Sur le “vieux continent”, l’effet contagieux de la “misère du monde” va du Sud vers le Nord. Avec d’autres indices, il témoigne d’un changement des équilibres économiques mondiaux. Au détriment de l’Occident. Au profit des pays émergents que sont la Chine, l’Inde, le Brésil et dans une moindre mesure la Russie et l’Afrique du Sud. Les Ivoiriens, aveuglés par leurs querelles autochtones, ne peuvent pas ne pas voir ce mouvement de fonds mondial. En réalité, la guerre que nous avons vécue et la reprise en main brutale qui va jusqu’à l’installation à la Présidence d’un conseiller économique français chargé officieusement d’orienter au “bon endroit” un peu de “gras”, témoigne de la tentation occidentale d’instrumentaliser la seule supériorité intangible qui lui reste – la supériorité militaire – pour se faire “respecter” dans la jungle des échanges économiques internationaux. Et pour garder quelques marchés captifs. L’invasion de la très lucrative Libye, sous le faux nez d’un Conseil National de la Transition (CNT) fantoche, relève de la même logique implacable.

Le temps d’Houphouët-Boigny ne reviendra donc jamais. La Françafrique traditionnelle a prospéré pendant l’époque des “trente Glorieuses”. Elle était une relation de sujétion stratégique entre un pays riche ayant encore les moyens de sa politique et un “dominion” sous-peuplé et doté de richesses encore inexploitées. Aujourd’hui, nous avons en face de nous les responsables politiques de nations déclassées qui doivent résoudre leurs problèmes chroniques de dette et de compétitivité, et qui veulent se rassurer en faisant des “coups” vite rentabilisés. Or, pour créer les conditions d’une croissance qui peut relever le défi de notre poussée démographique, il nous faut autre chose que des “grands-frères” voulant nous recoloniser pour s’en sortir eux-mêmes.

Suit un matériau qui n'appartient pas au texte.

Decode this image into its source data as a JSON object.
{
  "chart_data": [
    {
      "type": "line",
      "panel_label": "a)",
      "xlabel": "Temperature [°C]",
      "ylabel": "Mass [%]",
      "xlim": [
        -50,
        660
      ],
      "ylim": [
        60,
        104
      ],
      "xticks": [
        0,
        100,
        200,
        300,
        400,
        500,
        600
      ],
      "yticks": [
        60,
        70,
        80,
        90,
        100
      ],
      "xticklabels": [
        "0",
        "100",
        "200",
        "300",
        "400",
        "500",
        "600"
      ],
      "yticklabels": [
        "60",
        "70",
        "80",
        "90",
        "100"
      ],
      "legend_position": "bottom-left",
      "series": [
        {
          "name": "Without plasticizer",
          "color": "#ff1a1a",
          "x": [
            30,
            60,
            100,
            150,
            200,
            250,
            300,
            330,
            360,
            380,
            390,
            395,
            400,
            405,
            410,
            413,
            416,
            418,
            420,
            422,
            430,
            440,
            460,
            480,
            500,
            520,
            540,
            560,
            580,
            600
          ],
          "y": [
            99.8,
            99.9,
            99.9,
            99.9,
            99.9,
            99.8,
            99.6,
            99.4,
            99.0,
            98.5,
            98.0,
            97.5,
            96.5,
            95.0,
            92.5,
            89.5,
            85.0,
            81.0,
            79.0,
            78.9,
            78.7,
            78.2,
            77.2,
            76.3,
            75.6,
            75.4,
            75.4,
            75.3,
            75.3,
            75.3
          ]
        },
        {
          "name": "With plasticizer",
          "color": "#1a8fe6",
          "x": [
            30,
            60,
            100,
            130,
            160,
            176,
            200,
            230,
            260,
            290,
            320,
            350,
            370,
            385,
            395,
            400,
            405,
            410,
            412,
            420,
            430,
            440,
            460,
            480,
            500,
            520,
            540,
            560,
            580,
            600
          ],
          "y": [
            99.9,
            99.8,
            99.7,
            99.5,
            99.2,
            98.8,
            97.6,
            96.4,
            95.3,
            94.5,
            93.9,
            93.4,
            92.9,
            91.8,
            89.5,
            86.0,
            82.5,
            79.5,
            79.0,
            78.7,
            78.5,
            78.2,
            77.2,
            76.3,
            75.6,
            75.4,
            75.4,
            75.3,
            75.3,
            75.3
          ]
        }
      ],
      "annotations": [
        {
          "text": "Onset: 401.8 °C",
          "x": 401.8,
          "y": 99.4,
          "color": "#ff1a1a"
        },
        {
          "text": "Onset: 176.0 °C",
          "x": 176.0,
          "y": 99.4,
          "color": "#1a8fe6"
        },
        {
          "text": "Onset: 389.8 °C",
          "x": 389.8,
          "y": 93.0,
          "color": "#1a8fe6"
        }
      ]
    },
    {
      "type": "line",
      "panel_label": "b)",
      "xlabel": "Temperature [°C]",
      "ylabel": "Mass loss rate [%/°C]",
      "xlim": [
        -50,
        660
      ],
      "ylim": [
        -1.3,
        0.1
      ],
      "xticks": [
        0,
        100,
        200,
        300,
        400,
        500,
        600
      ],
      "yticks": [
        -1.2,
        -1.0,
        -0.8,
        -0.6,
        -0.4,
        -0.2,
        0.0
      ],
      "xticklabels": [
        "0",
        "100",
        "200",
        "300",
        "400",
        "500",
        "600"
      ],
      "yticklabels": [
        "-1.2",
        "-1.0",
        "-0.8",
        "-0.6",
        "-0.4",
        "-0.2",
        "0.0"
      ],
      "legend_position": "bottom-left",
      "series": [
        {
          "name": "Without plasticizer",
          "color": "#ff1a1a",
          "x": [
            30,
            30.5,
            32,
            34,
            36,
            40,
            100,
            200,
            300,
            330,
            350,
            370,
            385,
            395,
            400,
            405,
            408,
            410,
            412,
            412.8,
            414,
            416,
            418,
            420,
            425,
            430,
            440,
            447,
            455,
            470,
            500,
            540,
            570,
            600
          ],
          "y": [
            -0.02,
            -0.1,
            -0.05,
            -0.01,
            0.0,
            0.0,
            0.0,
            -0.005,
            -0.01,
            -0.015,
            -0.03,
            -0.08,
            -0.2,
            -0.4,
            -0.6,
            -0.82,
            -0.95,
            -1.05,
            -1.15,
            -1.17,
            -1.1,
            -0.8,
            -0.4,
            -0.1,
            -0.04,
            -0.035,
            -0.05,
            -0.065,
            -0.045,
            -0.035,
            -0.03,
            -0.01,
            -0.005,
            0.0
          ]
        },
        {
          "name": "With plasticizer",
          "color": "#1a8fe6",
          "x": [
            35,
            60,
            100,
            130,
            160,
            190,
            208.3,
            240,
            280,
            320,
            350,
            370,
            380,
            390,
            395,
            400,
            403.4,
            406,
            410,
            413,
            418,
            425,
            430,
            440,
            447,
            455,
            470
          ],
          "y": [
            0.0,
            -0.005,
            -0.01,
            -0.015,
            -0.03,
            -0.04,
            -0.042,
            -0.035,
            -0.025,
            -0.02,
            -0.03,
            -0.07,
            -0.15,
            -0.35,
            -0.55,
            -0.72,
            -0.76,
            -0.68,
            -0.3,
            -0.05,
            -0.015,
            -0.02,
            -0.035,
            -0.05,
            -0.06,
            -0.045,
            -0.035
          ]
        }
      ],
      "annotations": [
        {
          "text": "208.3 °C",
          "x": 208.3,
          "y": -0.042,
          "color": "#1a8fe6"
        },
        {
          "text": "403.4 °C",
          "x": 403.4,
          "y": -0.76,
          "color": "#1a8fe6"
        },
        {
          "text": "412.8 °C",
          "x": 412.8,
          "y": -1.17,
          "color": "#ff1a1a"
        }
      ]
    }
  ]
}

La Côte d’Ivoire d’Alassane Ouattara, qui assume jusqu’à la caricature sa sujétion à la “communauté internationale” occidentale, va clairement à contre-courant de l’Histoire. L’Afrique doit aujourd’hui relever le défi de la stabilité de ses Etats – ceux qui nous dirigent actuellement n’ont cessé de déstabiliser l’Etat quand ils étaient dans l’opposition et s’appuient aujourd’hui sur leur statut de “chouchous” de l’Occident pour refuser de faire les gestes qui renforceront la cohésion nationale. Donc, forcément, la solidité des institutions.

L’Afrique, convoitée pour ses richesses, doit se battre pour sa souveraineté, seule gage de multipartenariats fructueux pour elle. Parce qu’il bénéficie pour l’instant du soutien de la France, Alassane Ouattara réclame le maintien du 43ème BIMA jusqu’à prétendre, devant des journalistes français, que l’Algérie – où l’Occident mène la guerre contre les Islamistes – est à nos portes. Les choses sont pourtant claires. A ce moment précis de l’évolution de l’histoire, un dirigeant africain ne peut à la fois enrichir son peuple et complaire à l’Occident. Il faut choisir. Alassane Ouattara a choisi, et son choix est connu de tous. Nous lui souhaitons bien du courage.